Pretty much. That, and standard-issue human stupidity.
As HH2 said, electric scooters are now cheaper to run than gasoline ones. However much you try to fudge the figures, it’s virtually impossible to demonstrate petrol engines as having an economic advantage. But facts are irrelevant here. Omni is completely correct. People are swayed by emotional issues, not economic or technical ones - and besides, TL, you’re repeating a bunch of RWBH bullshit about the latter. A well-produced soap, as long as “the issues” aren’t shoved too hard in people’s faces, would definitely do the trick.

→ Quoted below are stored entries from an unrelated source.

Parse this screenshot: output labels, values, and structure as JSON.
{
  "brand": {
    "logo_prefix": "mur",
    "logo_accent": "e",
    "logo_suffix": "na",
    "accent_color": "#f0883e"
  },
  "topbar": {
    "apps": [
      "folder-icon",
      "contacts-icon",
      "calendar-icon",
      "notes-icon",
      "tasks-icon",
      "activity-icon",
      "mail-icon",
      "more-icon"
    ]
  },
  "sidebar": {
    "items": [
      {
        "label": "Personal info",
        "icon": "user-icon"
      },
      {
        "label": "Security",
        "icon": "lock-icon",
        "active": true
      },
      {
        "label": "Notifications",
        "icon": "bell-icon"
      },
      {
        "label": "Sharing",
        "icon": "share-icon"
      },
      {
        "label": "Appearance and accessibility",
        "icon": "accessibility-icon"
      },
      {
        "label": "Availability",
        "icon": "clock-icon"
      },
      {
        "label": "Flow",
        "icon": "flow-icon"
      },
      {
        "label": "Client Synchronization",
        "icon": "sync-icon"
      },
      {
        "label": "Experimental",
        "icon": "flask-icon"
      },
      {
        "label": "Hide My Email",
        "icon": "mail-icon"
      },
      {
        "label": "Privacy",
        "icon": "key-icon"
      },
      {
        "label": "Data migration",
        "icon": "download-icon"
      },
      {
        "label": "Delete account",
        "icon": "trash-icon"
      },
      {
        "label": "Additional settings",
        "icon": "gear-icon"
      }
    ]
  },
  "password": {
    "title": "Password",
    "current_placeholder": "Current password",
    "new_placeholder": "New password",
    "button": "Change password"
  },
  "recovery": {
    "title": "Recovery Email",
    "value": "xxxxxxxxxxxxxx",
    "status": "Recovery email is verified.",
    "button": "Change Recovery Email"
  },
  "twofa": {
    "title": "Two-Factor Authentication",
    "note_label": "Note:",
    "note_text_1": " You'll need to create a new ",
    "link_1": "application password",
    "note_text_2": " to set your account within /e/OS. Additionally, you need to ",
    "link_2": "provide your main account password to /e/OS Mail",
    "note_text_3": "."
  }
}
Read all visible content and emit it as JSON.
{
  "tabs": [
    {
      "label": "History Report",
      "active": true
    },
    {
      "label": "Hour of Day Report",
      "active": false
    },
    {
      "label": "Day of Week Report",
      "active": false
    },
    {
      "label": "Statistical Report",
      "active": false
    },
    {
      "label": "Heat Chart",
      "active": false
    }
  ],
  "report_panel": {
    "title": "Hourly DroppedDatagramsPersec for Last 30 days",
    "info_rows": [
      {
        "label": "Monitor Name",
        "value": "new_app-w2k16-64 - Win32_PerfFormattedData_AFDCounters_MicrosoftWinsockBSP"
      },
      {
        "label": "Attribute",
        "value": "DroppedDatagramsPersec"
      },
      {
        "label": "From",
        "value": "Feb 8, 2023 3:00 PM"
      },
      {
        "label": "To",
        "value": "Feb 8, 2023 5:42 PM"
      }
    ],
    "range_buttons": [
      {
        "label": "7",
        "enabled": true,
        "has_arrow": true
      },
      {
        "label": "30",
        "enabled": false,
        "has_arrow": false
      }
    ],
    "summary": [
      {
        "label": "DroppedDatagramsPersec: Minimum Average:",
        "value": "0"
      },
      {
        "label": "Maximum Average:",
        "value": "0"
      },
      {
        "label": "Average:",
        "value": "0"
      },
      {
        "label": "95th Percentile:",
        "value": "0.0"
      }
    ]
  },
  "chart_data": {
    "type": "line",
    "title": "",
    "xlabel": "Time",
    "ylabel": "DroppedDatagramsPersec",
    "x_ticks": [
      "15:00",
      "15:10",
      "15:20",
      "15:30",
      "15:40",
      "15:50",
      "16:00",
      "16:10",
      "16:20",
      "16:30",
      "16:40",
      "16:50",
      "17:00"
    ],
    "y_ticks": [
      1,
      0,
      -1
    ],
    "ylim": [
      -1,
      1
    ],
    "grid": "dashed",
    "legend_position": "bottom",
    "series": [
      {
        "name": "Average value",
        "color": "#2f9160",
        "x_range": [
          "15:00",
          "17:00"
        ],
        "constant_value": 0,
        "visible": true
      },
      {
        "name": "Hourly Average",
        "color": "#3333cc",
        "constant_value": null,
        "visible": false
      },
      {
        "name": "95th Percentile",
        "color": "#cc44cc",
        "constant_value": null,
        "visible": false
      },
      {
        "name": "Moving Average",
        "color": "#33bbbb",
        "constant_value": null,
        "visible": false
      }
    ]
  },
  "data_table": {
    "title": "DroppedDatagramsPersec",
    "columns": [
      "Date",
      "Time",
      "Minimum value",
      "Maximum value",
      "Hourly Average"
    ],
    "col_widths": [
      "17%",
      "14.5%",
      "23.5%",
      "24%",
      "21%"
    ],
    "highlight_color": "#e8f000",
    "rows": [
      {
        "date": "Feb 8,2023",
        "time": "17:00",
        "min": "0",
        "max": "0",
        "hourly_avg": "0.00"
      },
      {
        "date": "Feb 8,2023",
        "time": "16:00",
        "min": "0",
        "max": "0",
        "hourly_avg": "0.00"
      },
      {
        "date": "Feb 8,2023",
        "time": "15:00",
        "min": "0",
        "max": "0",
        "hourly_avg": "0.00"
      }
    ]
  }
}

I just got back from Palawan, where the tricycle is king. The tricycle drivers make a basic living ripping off the tourists, but the locals pay only 5-10 pesos per mile (NT$3). Gas is P63/litre, and the scooters have inefficient engines which produce more smoke than horsepower, presumably because mandating decent ones would “hurt the economy”. Since tricycles spend half their time pootling along at 3mph, or stuck in traffic, electric drive would be ideal. If recharging from the grid at P9/kWh, the driver’s energy cost would drop by approximately two-thirds. One litre of gas is ~8kWh(th), burned at 20% efficiency, so that’s an astounding P39/kWh mechanical, whereas electric drive is about 80% efficient, or P12/kWh mechanical. Another way of looking at it: in city traffic a made-in-China engine gives you ~12miles/litre, or P5/mile; so the driver’s profit is roughly zero. An electric drive offers 10-15miles/kWh, or <P1/mile. If the driver covers 70 miles a day (the battery pack limit) his net profit jumps from essentially nothing to about P15K, which is a very respectable salary.
As for battery issues, I would suggest lead-acid would work just fine (in conjunction with a stringent recycling programme). A 6kWh pack, 2kW motor, and drive would cost about P70000 (decent quality), i.e., about twice the price of an equivalent ICE-based powertrain. It would pay for itself in less than a year. With an entire fleet of them on the roads, you could implement a battery-swap programme, thus relieving the driver of the cost of buying a battery pack and dropping the capital cost of the tricycle to less than the price of a petrol vehicle.
But that’s all just theory. Despite the handwringing about “going green”, I doubt there’s a single investor on the planet who would touch that with a bargepole, solid business case or no.